Scientific methods were applied to the improvement of man as well as machine. Freudian principles made little use of the “quaint old notions” of temperament. In the “Nature vs Nurture” argument, Nurture carrid the day, perhaps since it was easier to sell services based on a perfectable person model (Be what you’re best suited to be). (As always, truth, in the middle, gets oversimplified out of the picture.)

But Carl Jung, heir-apparent to Freud, split with the master. He had observed basic type differences among his patients and friends. In 1920 he wrote “Psychological Types” and Extraverts  and Introverts became the rage. He identified Thinkers and Feelers, and Sensers and iNtuitives, but these were not so widely popularized.

Earlier (1907), Adickes had written of the 4 Temperaments as Dogmatic, Agnostic, Traditional, and Novative. About the same time as Jung (1920), Spranger and Kretschmer were separately renaming the 4 temperaments they observed.

In the US, two women who were not psychologists made a breakthrough. They dealt daily with normal people, and developed a “well person” instrument to determine Type. Katherine Briggs had been developing a theory of Type, and when she read of Jung’s work, she adopted his terminology and approach. Unfortunately, Jung failed to pursue his excellent work on Type. He did not develop an instrument to identify people’s type.

Briggs and her daughter Isabel Briggs Myers, did. They added the concept of the Judgers and Perceivers (which Jung implied but did not explicitly incorporate) to Jung’s three pairs, and the 4-pair system of sixteen 4-letter types was born.

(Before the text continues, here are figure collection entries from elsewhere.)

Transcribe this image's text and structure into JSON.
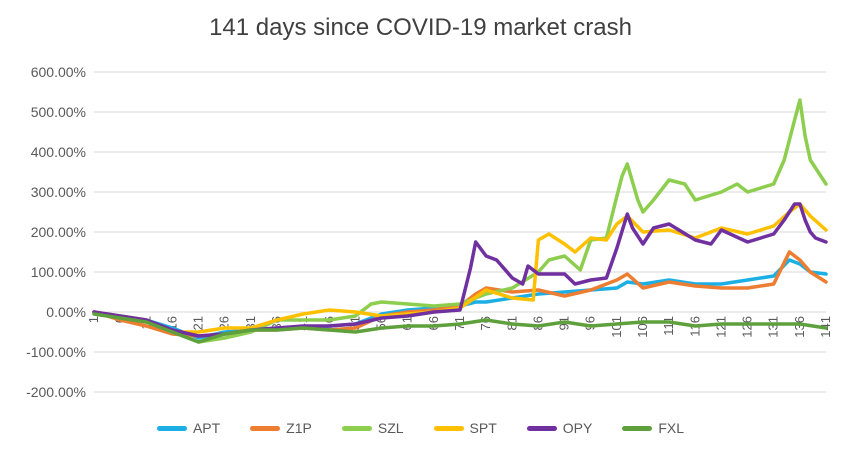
{
  "chart_data": {
    "type": "line",
    "title": "141 days since COVID-19 market crash",
    "xlabel": "",
    "ylabel": "",
    "ylim": [
      -200,
      600
    ],
    "ytick_labels": [
      "600.00%",
      "500.00%",
      "400.00%",
      "300.00%",
      "200.00%",
      "100.00%",
      "0.00%",
      "-100.00%",
      "-200.00%"
    ],
    "ytick_values": [
      600,
      500,
      400,
      300,
      200,
      100,
      0,
      -100,
      -200
    ],
    "xlim": [
      1,
      141
    ],
    "xtick_labels": [
      "1",
      "6",
      "11",
      "16",
      "21",
      "26",
      "31",
      "36",
      "41",
      "46",
      "51",
      "56",
      "61",
      "66",
      "71",
      "76",
      "81",
      "86",
      "91",
      "96",
      "101",
      "106",
      "111",
      "116",
      "121",
      "126",
      "131",
      "136",
      "141"
    ],
    "xtick_values": [
      1,
      6,
      11,
      16,
      21,
      26,
      31,
      36,
      41,
      46,
      51,
      56,
      61,
      66,
      71,
      76,
      81,
      86,
      91,
      96,
      101,
      106,
      111,
      116,
      121,
      126,
      131,
      136,
      141
    ],
    "grid": "horizontal",
    "legend_position": "bottom",
    "series": [
      {
        "name": "APT",
        "color": "#1CAFE6",
        "x": [
          1,
          6,
          11,
          16,
          21,
          26,
          31,
          36,
          41,
          46,
          51,
          56,
          61,
          66,
          71,
          74,
          76,
          81,
          86,
          91,
          96,
          101,
          103,
          106,
          111,
          116,
          121,
          126,
          131,
          134,
          136,
          138,
          141
        ],
        "values": [
          0,
          -10,
          -20,
          -40,
          -65,
          -50,
          -45,
          -40,
          -40,
          -35,
          -30,
          -5,
          5,
          10,
          15,
          25,
          25,
          35,
          45,
          50,
          55,
          60,
          75,
          70,
          80,
          70,
          70,
          80,
          90,
          130,
          120,
          100,
          95
        ]
      },
      {
        "name": "Z1P",
        "color": "#ED7D31",
        "x": [
          1,
          6,
          11,
          16,
          21,
          26,
          31,
          36,
          41,
          46,
          51,
          56,
          61,
          66,
          71,
          74,
          76,
          81,
          86,
          91,
          96,
          101,
          103,
          106,
          111,
          116,
          121,
          126,
          131,
          134,
          136,
          138,
          141
        ],
        "values": [
          0,
          -20,
          -35,
          -55,
          -60,
          -55,
          -45,
          -45,
          -40,
          -45,
          -40,
          -10,
          0,
          5,
          15,
          45,
          60,
          50,
          55,
          40,
          55,
          80,
          95,
          60,
          75,
          65,
          60,
          60,
          70,
          150,
          130,
          100,
          75
        ]
      },
      {
        "name": "SZL",
        "color": "#8DCE4E",
        "x": [
          1,
          6,
          11,
          16,
          21,
          26,
          31,
          36,
          41,
          46,
          51,
          54,
          56,
          61,
          66,
          71,
          76,
          81,
          86,
          88,
          91,
          94,
          96,
          99,
          101,
          102,
          103,
          105,
          106,
          108,
          111,
          114,
          116,
          121,
          124,
          126,
          131,
          133,
          135,
          136,
          137,
          138,
          141
        ],
        "values": [
          0,
          -15,
          -20,
          -50,
          -75,
          -65,
          -50,
          -20,
          -20,
          -20,
          -10,
          20,
          25,
          20,
          15,
          20,
          45,
          60,
          100,
          130,
          140,
          105,
          180,
          185,
          290,
          340,
          370,
          280,
          250,
          280,
          330,
          320,
          280,
          300,
          320,
          300,
          320,
          380,
          480,
          530,
          440,
          380,
          320
        ]
      },
      {
        "name": "SPT",
        "color": "#FFC000",
        "x": [
          1,
          6,
          11,
          16,
          21,
          26,
          31,
          36,
          41,
          46,
          51,
          56,
          61,
          66,
          71,
          76,
          81,
          85,
          86,
          88,
          91,
          93,
          96,
          99,
          101,
          103,
          106,
          111,
          116,
          121,
          126,
          131,
          134,
          136,
          138,
          141
        ],
        "values": [
          0,
          -10,
          -20,
          -50,
          -50,
          -40,
          -40,
          -20,
          -5,
          5,
          0,
          -10,
          -5,
          0,
          10,
          55,
          35,
          30,
          180,
          195,
          170,
          150,
          185,
          180,
          220,
          240,
          200,
          205,
          185,
          210,
          195,
          215,
          250,
          270,
          240,
          205
        ]
      },
      {
        "name": "OPY",
        "color": "#7030A0",
        "x": [
          1,
          6,
          11,
          16,
          21,
          26,
          31,
          36,
          41,
          46,
          51,
          56,
          61,
          66,
          71,
          73,
          74,
          76,
          78,
          81,
          83,
          84,
          86,
          91,
          93,
          96,
          99,
          101,
          103,
          104,
          106,
          108,
          111,
          116,
          119,
          121,
          126,
          131,
          133,
          135,
          136,
          137,
          138,
          139,
          141
        ],
        "values": [
          0,
          -10,
          -20,
          -45,
          -60,
          -55,
          -45,
          -40,
          -35,
          -35,
          -30,
          -15,
          -10,
          0,
          5,
          110,
          175,
          140,
          130,
          85,
          70,
          115,
          95,
          95,
          70,
          80,
          85,
          160,
          245,
          210,
          170,
          210,
          220,
          180,
          170,
          205,
          175,
          195,
          230,
          270,
          270,
          230,
          200,
          185,
          175
        ]
      },
      {
        "name": "FXL",
        "color": "#5DA03C",
        "x": [
          1,
          6,
          11,
          16,
          21,
          26,
          31,
          36,
          41,
          46,
          51,
          56,
          61,
          66,
          71,
          76,
          81,
          86,
          91,
          96,
          101,
          106,
          111,
          116,
          121,
          126,
          131,
          136,
          141
        ],
        "values": [
          -5,
          -15,
          -25,
          -50,
          -75,
          -55,
          -45,
          -45,
          -40,
          -45,
          -50,
          -40,
          -35,
          -35,
          -30,
          -20,
          -30,
          -35,
          -25,
          -35,
          -30,
          -25,
          -25,
          -35,
          -30,
          -30,
          -30,
          -30,
          -40
        ]
      }
    ]
  }
}
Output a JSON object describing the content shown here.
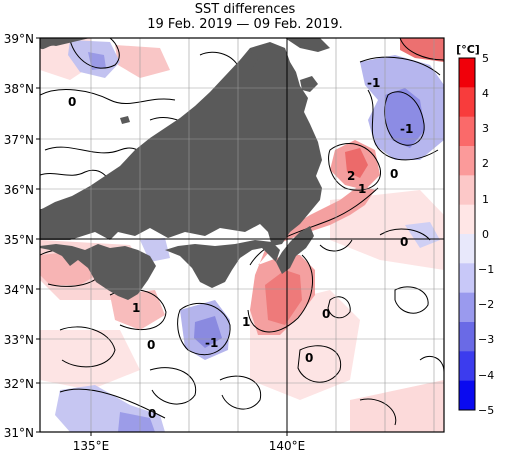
{
  "header": {
    "title": "SST differences",
    "subtitle": "19 Feb. 2019 — 09 Feb. 2019."
  },
  "axes": {
    "lat_labels": [
      "39°N",
      "38°N",
      "37°N",
      "36°N",
      "35°N",
      "34°N",
      "33°N",
      "32°N",
      "31°N"
    ],
    "lon_labels": [
      "135°E",
      "140°E"
    ]
  },
  "colorbar": {
    "unit": "[°C]",
    "ticks": [
      "5",
      "4",
      "3",
      "2",
      "1",
      "0",
      "−1",
      "−2",
      "−3",
      "−4",
      "−5"
    ],
    "colors": [
      "#f0000a",
      "#f83c3c",
      "#fa6a6a",
      "#fb9a9a",
      "#fcc8c8",
      "#ffe6e6",
      "#e8e8fb",
      "#c8c8f8",
      "#9a9aee",
      "#6a6ae6",
      "#3c3cee",
      "#0a0af0"
    ]
  },
  "contour_labels": [
    "-1",
    "0",
    "-1",
    "2",
    "1",
    "0",
    "0",
    "1",
    "1",
    "0",
    "-1",
    "0",
    "0",
    "0"
  ],
  "colors": {
    "land": "#5a5a5a",
    "warm": "#f7a8a8",
    "cold": "#b6b6ee"
  }
}
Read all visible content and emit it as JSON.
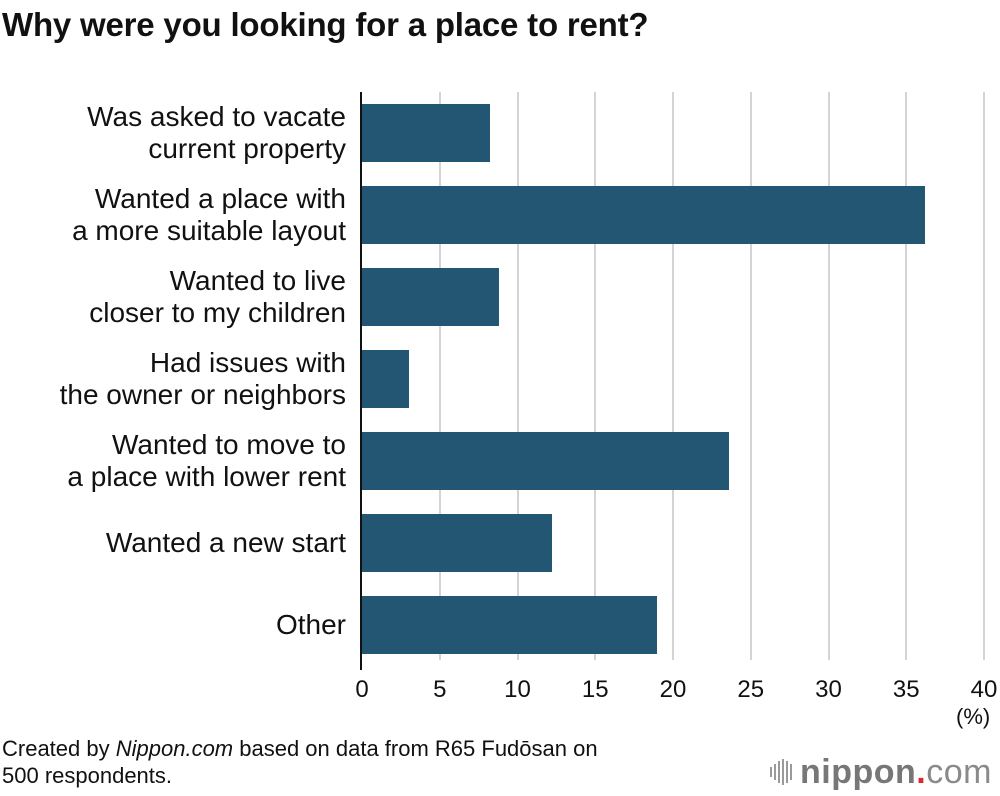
{
  "chart_data": {
    "type": "bar",
    "orientation": "horizontal",
    "title": "Why were you looking for a place to rent?",
    "categories": [
      "Was asked to vacate current property",
      "Wanted a place with a more suitable layout",
      "Wanted to live closer to my children",
      "Had issues with the owner or neighbors",
      "Wanted to move to a place with lower rent",
      "Wanted a new start",
      "Other"
    ],
    "category_lines": [
      [
        "Was asked to vacate",
        "current property"
      ],
      [
        "Wanted a place with",
        "a more suitable layout"
      ],
      [
        "Wanted to live",
        "closer to my children"
      ],
      [
        "Had issues with",
        "the owner or neighbors"
      ],
      [
        "Wanted to move to",
        "a place with lower rent"
      ],
      [
        "Wanted a new start"
      ],
      [
        "Other"
      ]
    ],
    "values": [
      8.2,
      36.2,
      8.8,
      3.0,
      23.6,
      12.2,
      19.0
    ],
    "xlabel": "(%)",
    "ylabel": "",
    "xlim": [
      0,
      40
    ],
    "xticks": [
      "0",
      "5",
      "10",
      "15",
      "20",
      "25",
      "30",
      "35",
      "40"
    ],
    "grid": true,
    "legend": null,
    "bar_color": "#235673"
  },
  "header": {
    "title": "Why were you looking for a place to rent?"
  },
  "axis": {
    "unit_label": "(%)"
  },
  "footer": {
    "source_prefix": "Created by ",
    "source_brand": "Nippon.com",
    "source_suffix": " based on data from R65 Fudōsan on",
    "source_line2": "500 respondents.",
    "logo_name": "nippon",
    "logo_dot": ".",
    "logo_tld": "com"
  },
  "colors": {
    "bar": "#235673",
    "grid": "#d4d4d4",
    "logo_dot": "#e3262b",
    "logo_text": "#777777"
  }
}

After years of development and testing at Educational Testing Services in Princeton, their instrument was made generally available in 1975, published and promoted by CPP in California.

David Keirsey, a psychologist working with Temperament, read Myers’ work and related her 16 Types effectively to the 4 Temperaments. Most psychologists and psychiatrists have been slow to adopt Type, perhaps because many were Freudians, disapproved of Jung, and could not accept an instrument developed by two brilliant women who were not psychologists.

Career counselors, business people, educators, clergy, the military, and many others have adopted Type with great success because it works.